Separation of compute and storage was initially an architectural choice by database vendors to make large scale data warehousing cheaper. Data platform vendors didn’t foresee that years later this choice will force them to be more open about where companies store their data and how they query it. Fast forward a couple of years and most data platforms now let their users to bring their own storage to the platform. This trend is accelerated by open table formats like Iceberg, Delta and Hudi. The next frontier will be querying data with a query engine of choice. The walled gardens of data platforms are starting to come down.
An alternative title for this post was “bring your own query engine”. I will take some time to talk about query engines and why there seems to be a lot of good options all of a sudden. Polars, velox, duckdb’s engine, datafusion are notable open source projects, there are other similar proprietary engines inside snowflake et al. All of these query engines are built with the same overall principle called vectorization. Some engines are faster in certain types of queries but overall they are becoming increasingly similar in terms of capabilities. Platform benchmarks are almost meaningless nowadays, no one has the secret sauce. There are some optimization tricks each engine seems to have but with enough time, the same patterns get implemented across all of them. This is good for the customer, they don’t need to pay a premium for something that is widely available.
As data platforms struggle to stand out in terms of speed, there is still much room for improvement when it comes to how easy they are to work with. This is where dbt came in. dbt has successfully innovated the user experience for building data models, which is arguably the most common workflow in data warehouse. Today, dbt is the de-facto interface for building models. A lot of the complexity of using different storage formats and query engines can be hidden behind the abstraction that dbt provides. One can use platform’s SQL engine for general purpose data modeling in dbt SQL models, and then use polars for last mile transformations with Python before finally training an ML model. This type of workflow is already very natural when using our dbt-fal adapter. All this complexity is completely hidden behind the abstractions dbt provides.

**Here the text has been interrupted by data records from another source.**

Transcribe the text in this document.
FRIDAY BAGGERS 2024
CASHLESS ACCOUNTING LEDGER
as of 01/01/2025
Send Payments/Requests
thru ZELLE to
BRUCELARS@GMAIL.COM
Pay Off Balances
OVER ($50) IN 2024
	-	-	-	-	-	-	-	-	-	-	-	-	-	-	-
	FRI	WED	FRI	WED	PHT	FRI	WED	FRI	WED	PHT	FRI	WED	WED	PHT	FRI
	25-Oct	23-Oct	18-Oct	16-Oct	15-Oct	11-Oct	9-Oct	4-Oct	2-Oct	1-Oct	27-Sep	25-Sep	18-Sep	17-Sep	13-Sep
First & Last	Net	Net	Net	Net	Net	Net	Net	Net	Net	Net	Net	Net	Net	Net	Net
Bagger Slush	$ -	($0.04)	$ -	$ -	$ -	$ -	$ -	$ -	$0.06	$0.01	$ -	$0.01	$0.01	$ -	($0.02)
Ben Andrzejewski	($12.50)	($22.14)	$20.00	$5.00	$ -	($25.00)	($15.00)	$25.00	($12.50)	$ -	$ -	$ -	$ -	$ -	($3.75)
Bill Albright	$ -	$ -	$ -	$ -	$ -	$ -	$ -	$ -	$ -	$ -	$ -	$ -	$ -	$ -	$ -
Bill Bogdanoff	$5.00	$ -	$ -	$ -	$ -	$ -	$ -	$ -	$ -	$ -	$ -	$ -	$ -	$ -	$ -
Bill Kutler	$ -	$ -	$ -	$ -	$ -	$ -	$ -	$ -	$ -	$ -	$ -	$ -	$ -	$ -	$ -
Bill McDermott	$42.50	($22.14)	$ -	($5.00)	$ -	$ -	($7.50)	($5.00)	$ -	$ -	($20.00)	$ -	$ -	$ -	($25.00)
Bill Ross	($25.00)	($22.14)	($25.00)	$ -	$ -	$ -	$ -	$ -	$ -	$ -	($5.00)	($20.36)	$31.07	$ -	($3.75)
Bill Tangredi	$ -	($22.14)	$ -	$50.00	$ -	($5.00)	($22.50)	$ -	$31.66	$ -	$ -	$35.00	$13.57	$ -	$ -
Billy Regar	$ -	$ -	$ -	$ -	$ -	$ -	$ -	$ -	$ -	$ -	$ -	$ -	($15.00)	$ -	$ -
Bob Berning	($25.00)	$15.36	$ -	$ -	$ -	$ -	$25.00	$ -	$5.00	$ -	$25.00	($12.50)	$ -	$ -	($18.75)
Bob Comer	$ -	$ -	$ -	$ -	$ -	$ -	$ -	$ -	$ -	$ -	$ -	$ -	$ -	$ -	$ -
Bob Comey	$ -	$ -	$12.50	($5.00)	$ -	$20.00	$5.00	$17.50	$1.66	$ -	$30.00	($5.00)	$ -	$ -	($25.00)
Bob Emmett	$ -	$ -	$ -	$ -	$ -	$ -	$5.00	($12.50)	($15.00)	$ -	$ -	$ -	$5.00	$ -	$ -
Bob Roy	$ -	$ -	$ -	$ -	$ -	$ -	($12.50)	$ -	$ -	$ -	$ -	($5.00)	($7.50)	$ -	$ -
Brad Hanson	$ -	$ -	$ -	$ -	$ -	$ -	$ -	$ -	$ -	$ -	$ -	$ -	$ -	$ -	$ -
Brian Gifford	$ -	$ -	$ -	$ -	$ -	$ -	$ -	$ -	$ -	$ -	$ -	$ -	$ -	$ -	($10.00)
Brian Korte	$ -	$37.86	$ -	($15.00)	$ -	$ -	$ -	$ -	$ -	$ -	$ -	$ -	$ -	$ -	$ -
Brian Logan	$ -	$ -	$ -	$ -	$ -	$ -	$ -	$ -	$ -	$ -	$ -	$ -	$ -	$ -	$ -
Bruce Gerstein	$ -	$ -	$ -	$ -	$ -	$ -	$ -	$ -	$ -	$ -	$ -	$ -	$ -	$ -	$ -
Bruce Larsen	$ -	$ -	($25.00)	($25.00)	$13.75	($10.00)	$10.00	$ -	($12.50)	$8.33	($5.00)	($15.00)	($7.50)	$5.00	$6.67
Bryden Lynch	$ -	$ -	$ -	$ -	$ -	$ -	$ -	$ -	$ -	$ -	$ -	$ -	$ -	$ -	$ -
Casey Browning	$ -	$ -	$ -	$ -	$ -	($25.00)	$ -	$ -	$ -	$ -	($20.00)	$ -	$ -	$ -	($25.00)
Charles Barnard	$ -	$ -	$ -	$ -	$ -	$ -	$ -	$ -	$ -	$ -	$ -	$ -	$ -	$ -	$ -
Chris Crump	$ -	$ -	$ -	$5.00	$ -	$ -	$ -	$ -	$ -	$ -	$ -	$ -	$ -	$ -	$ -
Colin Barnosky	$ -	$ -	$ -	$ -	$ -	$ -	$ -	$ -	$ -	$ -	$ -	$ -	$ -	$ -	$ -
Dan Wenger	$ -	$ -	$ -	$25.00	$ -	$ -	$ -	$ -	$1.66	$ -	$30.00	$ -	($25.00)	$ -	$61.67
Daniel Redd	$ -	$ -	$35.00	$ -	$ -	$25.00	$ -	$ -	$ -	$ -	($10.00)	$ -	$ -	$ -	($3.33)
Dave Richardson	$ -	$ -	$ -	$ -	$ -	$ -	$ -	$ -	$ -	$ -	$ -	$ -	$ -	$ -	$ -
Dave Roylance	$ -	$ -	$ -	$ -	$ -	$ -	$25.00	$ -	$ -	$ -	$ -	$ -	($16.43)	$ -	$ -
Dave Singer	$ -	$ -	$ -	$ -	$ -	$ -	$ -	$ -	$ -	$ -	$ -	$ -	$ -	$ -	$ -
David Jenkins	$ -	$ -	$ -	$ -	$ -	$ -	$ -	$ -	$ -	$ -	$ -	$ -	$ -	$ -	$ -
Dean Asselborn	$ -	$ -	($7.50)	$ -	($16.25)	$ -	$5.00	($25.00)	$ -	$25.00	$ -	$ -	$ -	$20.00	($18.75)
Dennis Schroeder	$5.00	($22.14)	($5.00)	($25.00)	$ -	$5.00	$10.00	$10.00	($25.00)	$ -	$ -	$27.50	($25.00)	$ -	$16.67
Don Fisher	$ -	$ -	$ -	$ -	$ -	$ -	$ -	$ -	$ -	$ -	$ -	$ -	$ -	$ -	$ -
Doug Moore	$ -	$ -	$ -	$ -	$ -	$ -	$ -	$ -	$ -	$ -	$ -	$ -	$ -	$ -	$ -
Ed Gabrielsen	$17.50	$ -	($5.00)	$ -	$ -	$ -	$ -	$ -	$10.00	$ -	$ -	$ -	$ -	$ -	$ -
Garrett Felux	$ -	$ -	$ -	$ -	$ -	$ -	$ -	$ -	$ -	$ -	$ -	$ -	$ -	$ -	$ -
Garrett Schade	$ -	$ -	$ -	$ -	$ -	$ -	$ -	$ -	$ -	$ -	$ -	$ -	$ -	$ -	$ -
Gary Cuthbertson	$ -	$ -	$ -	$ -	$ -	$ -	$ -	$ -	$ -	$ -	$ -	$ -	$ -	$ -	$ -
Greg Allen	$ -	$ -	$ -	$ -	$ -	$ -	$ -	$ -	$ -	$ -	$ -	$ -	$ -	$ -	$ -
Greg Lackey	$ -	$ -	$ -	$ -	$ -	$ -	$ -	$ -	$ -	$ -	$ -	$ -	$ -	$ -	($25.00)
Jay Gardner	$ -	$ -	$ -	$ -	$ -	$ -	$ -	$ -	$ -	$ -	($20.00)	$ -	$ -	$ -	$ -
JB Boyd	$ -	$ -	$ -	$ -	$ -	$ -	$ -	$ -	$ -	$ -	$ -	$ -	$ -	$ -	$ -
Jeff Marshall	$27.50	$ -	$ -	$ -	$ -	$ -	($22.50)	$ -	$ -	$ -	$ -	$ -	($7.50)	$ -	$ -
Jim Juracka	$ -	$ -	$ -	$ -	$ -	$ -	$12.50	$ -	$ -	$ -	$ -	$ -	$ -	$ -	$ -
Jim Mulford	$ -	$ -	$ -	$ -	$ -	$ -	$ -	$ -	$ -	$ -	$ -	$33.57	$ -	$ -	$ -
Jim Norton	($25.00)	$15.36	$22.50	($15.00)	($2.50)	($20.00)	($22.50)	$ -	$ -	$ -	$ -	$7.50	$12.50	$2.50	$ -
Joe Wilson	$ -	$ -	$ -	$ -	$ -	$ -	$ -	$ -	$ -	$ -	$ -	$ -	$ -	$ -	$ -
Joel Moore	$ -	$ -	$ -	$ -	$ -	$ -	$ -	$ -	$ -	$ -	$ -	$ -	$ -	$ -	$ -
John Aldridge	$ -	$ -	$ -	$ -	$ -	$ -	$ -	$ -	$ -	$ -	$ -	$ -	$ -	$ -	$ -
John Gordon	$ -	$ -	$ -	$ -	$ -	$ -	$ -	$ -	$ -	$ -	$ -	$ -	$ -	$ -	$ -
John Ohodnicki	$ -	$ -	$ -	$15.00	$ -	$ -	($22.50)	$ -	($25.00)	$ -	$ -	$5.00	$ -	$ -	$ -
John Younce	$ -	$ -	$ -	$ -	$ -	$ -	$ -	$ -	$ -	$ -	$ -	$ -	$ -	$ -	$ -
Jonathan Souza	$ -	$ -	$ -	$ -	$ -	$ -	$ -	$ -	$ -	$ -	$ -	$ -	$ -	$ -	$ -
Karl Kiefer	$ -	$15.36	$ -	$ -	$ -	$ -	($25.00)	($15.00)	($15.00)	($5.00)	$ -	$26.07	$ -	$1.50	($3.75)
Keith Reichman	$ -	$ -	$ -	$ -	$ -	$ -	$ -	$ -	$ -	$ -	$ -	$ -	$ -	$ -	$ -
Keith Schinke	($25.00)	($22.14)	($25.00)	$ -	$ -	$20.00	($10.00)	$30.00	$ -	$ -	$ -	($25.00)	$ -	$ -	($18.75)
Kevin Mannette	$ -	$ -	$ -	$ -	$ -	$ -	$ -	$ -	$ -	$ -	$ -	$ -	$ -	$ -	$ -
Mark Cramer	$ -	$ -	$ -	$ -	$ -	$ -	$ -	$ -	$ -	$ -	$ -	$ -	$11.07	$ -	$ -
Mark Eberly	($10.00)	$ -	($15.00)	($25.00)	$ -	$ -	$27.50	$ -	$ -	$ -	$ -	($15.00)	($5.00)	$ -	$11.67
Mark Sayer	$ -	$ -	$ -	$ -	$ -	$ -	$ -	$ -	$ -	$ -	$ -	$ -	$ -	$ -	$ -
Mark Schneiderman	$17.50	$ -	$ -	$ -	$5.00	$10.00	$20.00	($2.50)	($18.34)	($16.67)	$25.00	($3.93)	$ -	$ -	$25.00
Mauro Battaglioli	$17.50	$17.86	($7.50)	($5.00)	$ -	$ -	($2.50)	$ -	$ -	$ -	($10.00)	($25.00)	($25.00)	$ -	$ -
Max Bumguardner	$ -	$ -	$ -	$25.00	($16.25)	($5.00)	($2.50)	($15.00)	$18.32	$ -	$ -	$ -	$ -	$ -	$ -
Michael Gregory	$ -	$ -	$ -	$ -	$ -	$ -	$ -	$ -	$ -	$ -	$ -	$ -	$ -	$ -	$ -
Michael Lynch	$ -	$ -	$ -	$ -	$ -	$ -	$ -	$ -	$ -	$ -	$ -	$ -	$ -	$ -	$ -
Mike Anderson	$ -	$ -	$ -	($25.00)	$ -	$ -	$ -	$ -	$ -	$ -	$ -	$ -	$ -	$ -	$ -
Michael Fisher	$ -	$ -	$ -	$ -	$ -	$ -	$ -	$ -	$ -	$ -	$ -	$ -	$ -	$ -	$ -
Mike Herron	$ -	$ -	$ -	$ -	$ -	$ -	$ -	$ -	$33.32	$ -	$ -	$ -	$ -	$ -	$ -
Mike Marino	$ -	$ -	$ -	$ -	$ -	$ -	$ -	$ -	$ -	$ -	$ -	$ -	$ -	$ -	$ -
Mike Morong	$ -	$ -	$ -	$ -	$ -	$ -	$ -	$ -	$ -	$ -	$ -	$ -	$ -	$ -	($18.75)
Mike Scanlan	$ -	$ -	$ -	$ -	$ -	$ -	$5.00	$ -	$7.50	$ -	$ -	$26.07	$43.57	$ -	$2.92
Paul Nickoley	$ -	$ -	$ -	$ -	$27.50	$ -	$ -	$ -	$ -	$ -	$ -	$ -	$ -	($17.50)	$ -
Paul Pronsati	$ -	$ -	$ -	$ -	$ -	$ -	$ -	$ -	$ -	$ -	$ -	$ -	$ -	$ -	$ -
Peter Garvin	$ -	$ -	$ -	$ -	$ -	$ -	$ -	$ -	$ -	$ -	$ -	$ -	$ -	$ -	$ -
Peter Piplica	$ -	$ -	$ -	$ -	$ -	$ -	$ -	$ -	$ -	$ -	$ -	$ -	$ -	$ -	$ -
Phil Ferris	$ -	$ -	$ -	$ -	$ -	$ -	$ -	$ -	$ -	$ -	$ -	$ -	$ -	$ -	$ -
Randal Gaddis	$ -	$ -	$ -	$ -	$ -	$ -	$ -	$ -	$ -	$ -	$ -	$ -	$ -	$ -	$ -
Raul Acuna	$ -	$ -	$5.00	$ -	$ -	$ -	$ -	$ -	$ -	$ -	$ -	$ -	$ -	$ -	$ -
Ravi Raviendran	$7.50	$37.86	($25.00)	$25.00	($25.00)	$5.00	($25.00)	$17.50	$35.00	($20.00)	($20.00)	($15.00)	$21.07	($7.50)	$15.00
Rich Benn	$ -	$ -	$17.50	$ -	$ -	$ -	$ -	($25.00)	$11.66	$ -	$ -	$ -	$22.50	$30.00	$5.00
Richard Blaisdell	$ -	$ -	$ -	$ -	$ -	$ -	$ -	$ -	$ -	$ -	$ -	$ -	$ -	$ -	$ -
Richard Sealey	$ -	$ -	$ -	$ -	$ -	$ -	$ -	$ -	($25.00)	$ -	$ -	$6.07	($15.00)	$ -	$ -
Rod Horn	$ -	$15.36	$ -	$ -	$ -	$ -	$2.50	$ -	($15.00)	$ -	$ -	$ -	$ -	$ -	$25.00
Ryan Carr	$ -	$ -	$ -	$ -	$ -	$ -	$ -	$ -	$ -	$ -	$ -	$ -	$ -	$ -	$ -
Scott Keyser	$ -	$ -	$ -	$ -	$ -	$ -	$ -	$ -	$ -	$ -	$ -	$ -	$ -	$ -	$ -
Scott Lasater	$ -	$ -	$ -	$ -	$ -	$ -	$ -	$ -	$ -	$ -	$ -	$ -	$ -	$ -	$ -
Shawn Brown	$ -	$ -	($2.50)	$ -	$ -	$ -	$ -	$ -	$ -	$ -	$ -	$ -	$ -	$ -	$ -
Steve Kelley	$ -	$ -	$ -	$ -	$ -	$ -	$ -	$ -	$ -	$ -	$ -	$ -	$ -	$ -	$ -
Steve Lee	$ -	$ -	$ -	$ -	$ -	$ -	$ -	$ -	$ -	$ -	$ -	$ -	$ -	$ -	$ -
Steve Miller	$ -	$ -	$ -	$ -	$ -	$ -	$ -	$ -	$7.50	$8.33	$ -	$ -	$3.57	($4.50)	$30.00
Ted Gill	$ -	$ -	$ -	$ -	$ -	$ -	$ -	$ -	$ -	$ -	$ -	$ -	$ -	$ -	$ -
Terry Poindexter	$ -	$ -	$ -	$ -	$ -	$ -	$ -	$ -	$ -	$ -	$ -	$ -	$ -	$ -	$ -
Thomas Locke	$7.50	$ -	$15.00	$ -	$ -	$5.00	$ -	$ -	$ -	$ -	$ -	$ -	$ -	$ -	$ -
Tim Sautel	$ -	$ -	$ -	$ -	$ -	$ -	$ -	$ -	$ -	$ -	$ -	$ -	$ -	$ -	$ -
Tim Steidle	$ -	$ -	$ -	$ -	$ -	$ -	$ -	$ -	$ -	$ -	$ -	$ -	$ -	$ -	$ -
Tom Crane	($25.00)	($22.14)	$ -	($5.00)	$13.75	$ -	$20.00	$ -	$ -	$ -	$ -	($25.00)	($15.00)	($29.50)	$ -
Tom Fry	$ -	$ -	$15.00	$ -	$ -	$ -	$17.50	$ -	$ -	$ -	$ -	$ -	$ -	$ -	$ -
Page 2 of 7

This is all possible today, but one can dream of even more flexibility. When dbt allows multiple adapters in the same project, referencing a model from one platform can trigger the most efficient data transfer between two platforms. Ubiquity of dbt can force data platforms to adapt more open data transfer protocols like arrow flight. Then different platforms can be queried with technologies like Datafusion as the data starts arriving in a streaming fashion for the most efficient outcomes.
In a couple years the end user can be using multiple data storage formats, plain S3 storage, different query engines, Apache Flight and several technologies that are not even invented yet. dbt’s well-thought-out abstractions will simplify the complex underlying systems, enabling users to interact with dbt in the same way, regardless of the underlying technologies in use. Each query engine and storage source needs to be built as independent dbt adapters. Of course, there is an option for a simpler and cheaper data platform, and many great teams are working towards this future. Nevertheless, nobody wants to pay more for technologies that become commodities.
Yes, the data warehouse is also unbundling. Metrics and semantic layers are good bets but dbt’s real potential is to double down as the abstraction layer of on top of the composable data warehouse.